Second half blog post

oree-xx · oree-xx · commit d4de6598ba8b · 2026-03-01T07:17:22.000+01:00
diff --git a/content/blog/entries/2026-30-03- the-end-of-an-era/contents.lr b/content/blog/entries/2026-30-03- the-end-of-an-era/contents.lr
@@ -0,0 +1,98 @@
+title: Quantifying the Commons: The end of an era
+---
+categories:
+open-source
+collaboration
+community
+quantifying-the-commons
+---
+author: Oreoluwa
+---
+pub_date: 2026-03-03
+---
+body:
+
+Quantifying the Commons: The end of an era.
+
+Dear gentle reader,
+
+It is the end of an era yet the beginning of my bloom as a young aspiring data
+professional on a global stage. It feels so surreal to be at the end of this
+amazing journey with my mentors and to see the quantifying commons become a
+mature project in the creative commons open source community. Quantifying the
+commons is also blooming so stay tuned to experience its impact in
+different teams at Creative Commons.
+
+Looking back, I was quite nervous on my first meeting with Timid Robot and
+Sara. I did not quite understand the automation part of the project, how long
+the scripts ran? Why? I was fascinated by the whole process of the system, after
+further explanation by Timid I was really impressed by the design thinking. A
+lot of details and critical thinking were put into implementing the system. Big
+kudos to the project lead and previous contributors, I am in love with the
+foundation being put in place prior to my contribution. It is a firm one and it
+made my work easier and worthwhile.
+
+
+## Day 1 was amazing, Day 90 is growth!
+
+I went from being confused with concepts used in the codebase to suggesting
+ideas on improving the automation process in the system. I constantly read
+articles, tested, iterated and improvised functions and mechanisms. I improved
+on my data structure and algorithm skills, I had to cater for test cases,
+limitations and risk. Risk in the sense that the system is exposed to change
+because the data is live and dynamic from the API. This is what I did in the
+first half of my internship here (first half blog post)
+[https://opensource.creativecommons.org/blog/entries/2026-01-22-My-outreachy-journey/].

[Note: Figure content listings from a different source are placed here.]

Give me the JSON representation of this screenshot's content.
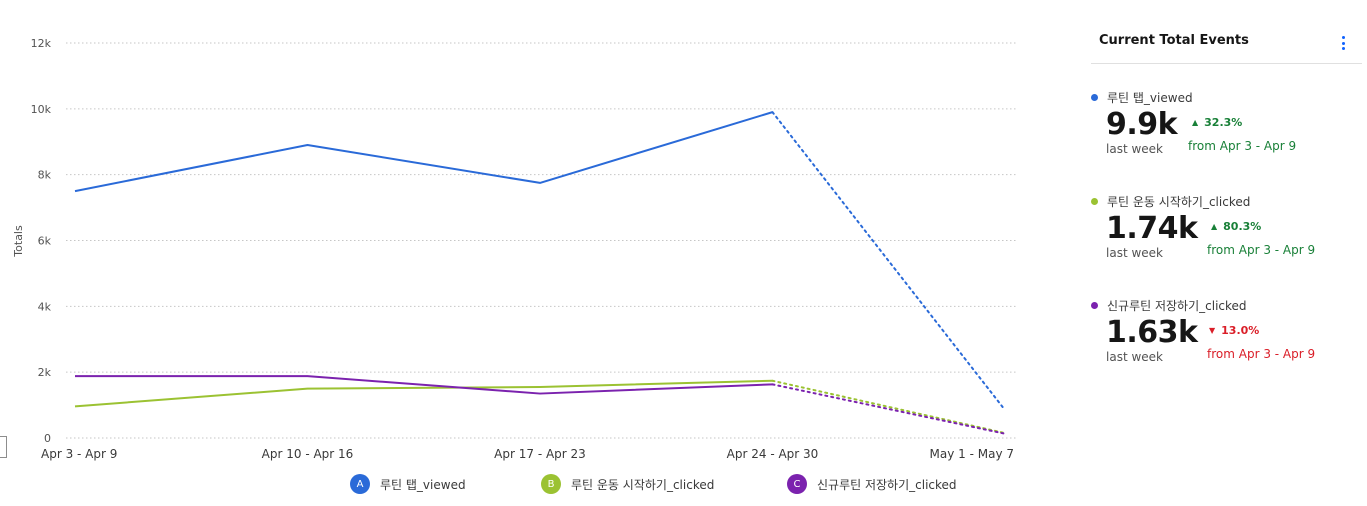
{
  "chart_data": {
    "type": "line",
    "categories": [
      "Apr 3 - Apr 9",
      "Apr 10 - Apr 16",
      "Apr 17 - Apr 23",
      "Apr 24 - Apr 30",
      "May 1 - May 7"
    ],
    "ylabel": "Totals",
    "ylim": [
      0,
      12000
    ],
    "y_ticks": [
      {
        "value": 0,
        "label": "0"
      },
      {
        "value": 2000,
        "label": "2k"
      },
      {
        "value": 4000,
        "label": "4k"
      },
      {
        "value": 6000,
        "label": "6k"
      },
      {
        "value": 8000,
        "label": "8k"
      },
      {
        "value": 10000,
        "label": "10k"
      },
      {
        "value": 12000,
        "label": "12k"
      }
    ],
    "grid": "horizontal-dotted",
    "last_segment_style": "dotted",
    "series": [
      {
        "name": "루틴 탭_viewed",
        "badge": "A",
        "color": "#2a6ad8",
        "values": [
          7500,
          8900,
          7750,
          9900,
          850
        ]
      },
      {
        "name": "루틴 운동 시작하기_clicked",
        "badge": "B",
        "color": "#9bc232",
        "values": [
          960,
          1500,
          1550,
          1740,
          150
        ]
      },
      {
        "name": "신규루틴 저장하기_clicked",
        "badge": "C",
        "color": "#7b22ae",
        "values": [
          1880,
          1880,
          1350,
          1630,
          130
        ]
      }
    ],
    "legend_position": "bottom"
  },
  "panel": {
    "title": "Current Total Events",
    "metrics": [
      {
        "name": "루틴 탭_viewed",
        "color": "#2a6ad8",
        "value": "9.9k",
        "period": "last week",
        "change": "32.3%",
        "direction": "up",
        "compare": "from Apr 3 - Apr 9"
      },
      {
        "name": "루틴 운동 시작하기_clicked",
        "color": "#9bc232",
        "value": "1.74k",
        "period": "last week",
        "change": "80.3%",
        "direction": "up",
        "compare": "from Apr 3 - Apr 9"
      },
      {
        "name": "신규루틴 저장하기_clicked",
        "color": "#7b22ae",
        "value": "1.63k",
        "period": "last week",
        "change": "13.0%",
        "direction": "down",
        "compare": "from Apr 3 - Apr 9"
      }
    ]
  },
  "icons": {
    "panel_menu": "overflow-menu-vertical-icon",
    "trend_up": "caret-up-icon",
    "trend_down": "caret-down-icon"
  }
}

+I would be focusing on the second half of the internship in this blog post. A
+big part of the project is ensuring the integrity of data is in sync with the
+efficiency of the automation process.
+
+
+### I worked on completing the automation process for the Smithsonian quarterly
+report: 
+Smithsonian is one of the largest public institutions in the United States. It
+has a total of 38 units/data sources like museums, zoos and libraries as of when
+I worked on it. We derived insights on the usage of CC0 license across the media
+records and records without media. This urged me to add the horizontal stacked
+barplot to the collection of visualization in the report system. From this, we
+could get the distribution of the records with CC0 licenses at a glance. Also,
+we explored the top 10 distribution of units and lowest 10 distribution of
+units. This meaningfully tells us how common the CC0 license is used in these
+institutions. After testing the whole workflow a couple of times, I detected
+that the unit code seems to be updated frequently whether added or removed. I
+developed a function that keeps track of these changes and gives a warning about
+changes in the next automation process. This was the best way possible at the
+moment to handle the sudden unit code, so that our data is quite predictable and
+updated.
+
+### I also worked on completing the automation process for the Arxiv quarterly
+report:
+
+Arxiv is a curated research-sharing platform with 5 million monthly active users
+and hosts 2.6 million research papers. We derived quite interesting insights
+from this data source. Then expanded the visualization collection in plot.py by
+adding the function for line plot and vertical stacked barplot. The insights
+include the count of legal tools on a yearly basis and various comparative
+analysis of the tools over the years. We also explored the breakdown of these
+tools usage in different categories.  
+
+## Lessons learnt:
+I learnt so much about creating a structure when solving a problem. It is quite
+easier to debug and it presents a detailed workflow for future contributors to
+understand what has been done previously. It literally boils down to how you
+name your variable or how you use it in a function. I also learnt the importance
+of asking why. Timid encouraged me to always question assumptions and understand
+the reasoning behind decisions. This was the best thing to do because it made
+the whole internship fun and puzzling. Things became naturally logical and I
+could connect the dots quite easily.
+
+## What Next!
+I hope to continue volunteering my time on the project going forward. I am also
+eager to explore other open-source projects involving research, big data, and
+automation, and to further align these skill sets with my background in
+actuarial science.
+
+## Goodbye for now
+I really enjoyed working with my mentors, I will miss our little chit chats
+about the holidays, the weather and even vacation trips. I look forward to
+catching up again in the future.